论文标题
在时间逻辑约束下,基于RNN的POMDP策略
Verifiable RNN-Based Policies for POMDPs Under Temporal Logic Constraints
论文作者
论文摘要
复发性神经网络(RNN)已成为顺序决策问题中控制策略的有效表示。但是,基于RNN的策略的应用是一个很难提供对行为规格满意的正式保证的困难,例如安全性和/或可及性。通过从形式方法和机器学习中集成技术,我们提出了一种方法,可以从RNN自动提取有限状态控制器(FSC),该方法与有限态系统模型组成时,可以适合现有的正式验证工具。具体来说,我们将迭代修改引入所谓的量化瓶颈插入技术,以创建FSC作为带有内存的随机策略。对于所得FSC无法满足规范的情况,验证会生成诊断信息。我们利用此信息来调整提取的FSC中的内存量,或者对RNN进行重点进行重新培训。虽然通常适用,但我们详细介绍了部分可观察到的马尔可夫决策过程(POMDPS)的策略综合背景下所得的迭代过程,这是众所周知的很难的。数值实验表明,所提出的方法在最佳基准值的2%以内的3个数量级优于传统的POMDP合成方法。
Recurrent neural networks (RNNs) have emerged as an effective representation of control policies in sequential decision-making problems. However, a major drawback in the application of RNN-based policies is the difficulty in providing formal guarantees on the satisfaction of behavioral specifications, e.g. safety and/or reachability.

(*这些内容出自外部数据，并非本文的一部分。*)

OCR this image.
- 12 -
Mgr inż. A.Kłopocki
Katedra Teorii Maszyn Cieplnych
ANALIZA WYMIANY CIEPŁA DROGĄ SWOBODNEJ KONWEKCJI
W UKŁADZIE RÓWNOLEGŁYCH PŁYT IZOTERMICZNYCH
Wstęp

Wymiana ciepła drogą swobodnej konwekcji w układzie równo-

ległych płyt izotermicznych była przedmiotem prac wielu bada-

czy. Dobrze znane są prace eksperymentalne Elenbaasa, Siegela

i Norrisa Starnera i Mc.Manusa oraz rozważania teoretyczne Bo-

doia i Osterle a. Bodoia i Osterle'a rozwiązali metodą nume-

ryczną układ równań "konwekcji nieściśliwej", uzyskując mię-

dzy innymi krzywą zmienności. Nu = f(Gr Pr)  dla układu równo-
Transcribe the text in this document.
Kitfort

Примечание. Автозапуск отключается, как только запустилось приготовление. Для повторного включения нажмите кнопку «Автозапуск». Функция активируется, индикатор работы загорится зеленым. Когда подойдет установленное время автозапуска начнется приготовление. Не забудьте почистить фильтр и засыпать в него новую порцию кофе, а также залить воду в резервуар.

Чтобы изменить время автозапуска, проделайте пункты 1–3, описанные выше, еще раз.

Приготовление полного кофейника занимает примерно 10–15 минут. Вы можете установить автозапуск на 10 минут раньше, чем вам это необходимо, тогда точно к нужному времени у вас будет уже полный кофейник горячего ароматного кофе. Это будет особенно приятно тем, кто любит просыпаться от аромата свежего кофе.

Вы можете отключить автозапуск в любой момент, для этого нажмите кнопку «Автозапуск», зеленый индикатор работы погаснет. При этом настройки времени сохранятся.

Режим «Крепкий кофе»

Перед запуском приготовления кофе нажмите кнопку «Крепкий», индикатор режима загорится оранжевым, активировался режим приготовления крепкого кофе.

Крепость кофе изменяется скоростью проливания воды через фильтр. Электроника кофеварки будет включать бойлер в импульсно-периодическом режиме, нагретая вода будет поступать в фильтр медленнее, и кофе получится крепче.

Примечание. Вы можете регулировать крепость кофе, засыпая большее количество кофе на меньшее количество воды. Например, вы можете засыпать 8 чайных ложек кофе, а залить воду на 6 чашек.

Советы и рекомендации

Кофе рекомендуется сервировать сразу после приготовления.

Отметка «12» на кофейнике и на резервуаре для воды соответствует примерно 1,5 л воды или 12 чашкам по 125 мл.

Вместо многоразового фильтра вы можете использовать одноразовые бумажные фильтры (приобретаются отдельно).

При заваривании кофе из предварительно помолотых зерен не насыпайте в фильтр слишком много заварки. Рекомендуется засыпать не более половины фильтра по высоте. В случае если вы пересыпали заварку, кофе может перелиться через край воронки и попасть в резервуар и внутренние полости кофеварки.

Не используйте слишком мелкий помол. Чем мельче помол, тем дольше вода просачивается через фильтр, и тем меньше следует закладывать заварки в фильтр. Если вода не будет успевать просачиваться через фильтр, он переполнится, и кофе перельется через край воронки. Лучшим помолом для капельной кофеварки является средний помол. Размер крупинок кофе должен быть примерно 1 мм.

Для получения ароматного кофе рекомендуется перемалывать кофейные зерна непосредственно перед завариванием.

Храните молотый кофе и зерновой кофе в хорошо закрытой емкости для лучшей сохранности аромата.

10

By integrating techniques from formal methods and machine learning, we propose an approach to automatically extract a finite-state controller (FSC) from an RNN, which, when composed with a finite-state system model, is amenable to existing formal verification tools. Specifically, we introduce an iterative modification to the so-called quantized bottleneck insertion technique to create an FSC as a randomized policy with memory. For the cases in which the resulting FSC fails to satisfy the specification, verification generates diagnostic information. We utilize this information to either adjust the amount of memory in the extracted FSC or perform focused retraining of the RNN. While generally applicable, we detail the resulting iterative procedure in the context of policy synthesis for partially observable Markov decision processes (POMDPs), which is known to be notoriously hard. The numerical experiments show that the proposed approach outperforms traditional POMDP synthesis methods by 3 orders of magnitude within 2% of optimal benchmark values.